Since the Supreme Court of the United States' decision in Dobbs v. Jackson Women's Health Organization, Dickson has been pushing for county and municipal anti-abortion ordinances in New Mexico, Colorado, Minnesota, Montana, and Arizona - in addition to states like Texas and Nebraska.

One major focus of Dickson's New Mexico efforts has been focused on preventing a reproductive healthcare clinic in Texas, Whole Woman's Health, from relocating to the nearby border town of Hobbs, New Mexico. The Hobbs City Commission passed one of Dickson's ordinances in November 2022. The action by the Hobbs City Commission immediately resulted in a condemnation from New Mexico Governor Michelle Lujan Grisham who criticized the measure as being authored by "out-of-state extremists." The ordinances passed in Hobbs and other jurisdictions throughout New Mexico utilize the Comstock Act of 1873 as part of their strategy.

In Colorado, Dickson attempted to thwart the opening of an abortion clinic operated by abortion provider LeRoy Carhart. While Dickson was successful in getting an ordinance introduced by the Pueblo, Colorado city council, the ordinance did not survive its final reading. Dickson and his allies were opposed at the council meeting by Daneya Esgar, who was just finishing her term as House Majority Leader and was the author of Colorado's Reproductive Health Equity Act (RHEA).

In June 2020, Dickson was sued by several abortion-assistance organizations for defamation for statements he made accusing abortion-aiding organizations of taking "part in the murder of innocent unborn human beings." In February, 2023, the Supreme Court of Texas unanimously sided in Dickson's favor - ruling against the three abortion-assistance organizations which had filed suit against him.

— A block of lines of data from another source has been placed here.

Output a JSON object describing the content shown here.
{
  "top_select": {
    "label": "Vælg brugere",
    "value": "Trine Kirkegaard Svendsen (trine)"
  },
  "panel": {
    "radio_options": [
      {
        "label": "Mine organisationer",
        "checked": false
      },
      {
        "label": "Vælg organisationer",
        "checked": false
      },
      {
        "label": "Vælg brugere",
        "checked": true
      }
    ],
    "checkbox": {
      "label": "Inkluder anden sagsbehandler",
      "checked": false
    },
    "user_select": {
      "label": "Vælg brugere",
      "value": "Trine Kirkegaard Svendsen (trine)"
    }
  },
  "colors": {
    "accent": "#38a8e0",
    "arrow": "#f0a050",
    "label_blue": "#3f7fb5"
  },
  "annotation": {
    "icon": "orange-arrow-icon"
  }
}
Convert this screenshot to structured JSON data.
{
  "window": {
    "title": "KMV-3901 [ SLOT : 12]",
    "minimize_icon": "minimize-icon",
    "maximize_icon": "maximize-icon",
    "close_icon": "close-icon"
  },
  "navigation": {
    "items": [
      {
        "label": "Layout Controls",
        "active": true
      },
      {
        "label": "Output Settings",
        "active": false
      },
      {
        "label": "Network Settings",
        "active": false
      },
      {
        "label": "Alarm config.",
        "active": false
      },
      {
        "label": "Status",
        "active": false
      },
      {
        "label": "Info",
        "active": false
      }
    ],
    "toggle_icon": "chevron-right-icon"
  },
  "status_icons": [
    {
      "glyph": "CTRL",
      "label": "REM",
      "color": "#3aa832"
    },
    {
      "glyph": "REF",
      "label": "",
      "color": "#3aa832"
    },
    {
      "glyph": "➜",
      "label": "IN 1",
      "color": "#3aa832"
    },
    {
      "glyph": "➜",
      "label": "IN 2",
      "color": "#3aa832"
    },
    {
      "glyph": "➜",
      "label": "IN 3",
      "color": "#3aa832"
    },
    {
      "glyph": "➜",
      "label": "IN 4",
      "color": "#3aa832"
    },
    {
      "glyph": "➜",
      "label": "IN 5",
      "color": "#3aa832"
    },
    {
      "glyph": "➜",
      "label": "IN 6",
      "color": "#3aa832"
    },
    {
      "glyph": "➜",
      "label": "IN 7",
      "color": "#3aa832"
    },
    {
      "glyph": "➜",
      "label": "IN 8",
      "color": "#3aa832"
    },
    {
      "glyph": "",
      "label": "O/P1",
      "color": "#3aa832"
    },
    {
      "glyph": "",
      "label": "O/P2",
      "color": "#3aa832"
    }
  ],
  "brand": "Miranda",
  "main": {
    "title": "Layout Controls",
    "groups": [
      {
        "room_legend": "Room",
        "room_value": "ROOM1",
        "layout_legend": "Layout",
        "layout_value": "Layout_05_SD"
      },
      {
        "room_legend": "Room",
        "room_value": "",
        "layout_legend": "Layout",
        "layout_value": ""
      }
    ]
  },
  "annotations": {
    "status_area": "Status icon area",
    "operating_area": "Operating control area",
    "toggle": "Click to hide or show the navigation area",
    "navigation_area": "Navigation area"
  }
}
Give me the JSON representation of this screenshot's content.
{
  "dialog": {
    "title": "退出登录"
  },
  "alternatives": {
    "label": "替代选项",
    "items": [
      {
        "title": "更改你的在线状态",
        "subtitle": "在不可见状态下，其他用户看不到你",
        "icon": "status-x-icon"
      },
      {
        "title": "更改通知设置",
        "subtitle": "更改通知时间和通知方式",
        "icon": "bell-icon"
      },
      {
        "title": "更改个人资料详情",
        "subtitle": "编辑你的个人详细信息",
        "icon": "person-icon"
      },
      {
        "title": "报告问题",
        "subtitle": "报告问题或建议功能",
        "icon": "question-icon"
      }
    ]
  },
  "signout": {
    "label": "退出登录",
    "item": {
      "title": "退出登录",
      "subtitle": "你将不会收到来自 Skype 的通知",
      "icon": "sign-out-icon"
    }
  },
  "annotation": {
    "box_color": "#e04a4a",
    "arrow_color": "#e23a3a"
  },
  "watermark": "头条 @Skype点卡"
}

Dickson was also the sole non-government actor defendant in a federal lawsuit which challenged the Texas Heartbeat Act. All nine Supreme Court of the United States justices opined that the case against Dickson should be dismissed.

Dickson has been described as an “extremist” and " the primary face and architect” of the Texas Heartbeat Act by Kristin Ford, acting vice president of the pro-choice advocacy group NARAL.

Dickson serves as the Director of Right to Life of East Texas and is the Founder of Sanctuary Cities for the Unborn Initiative.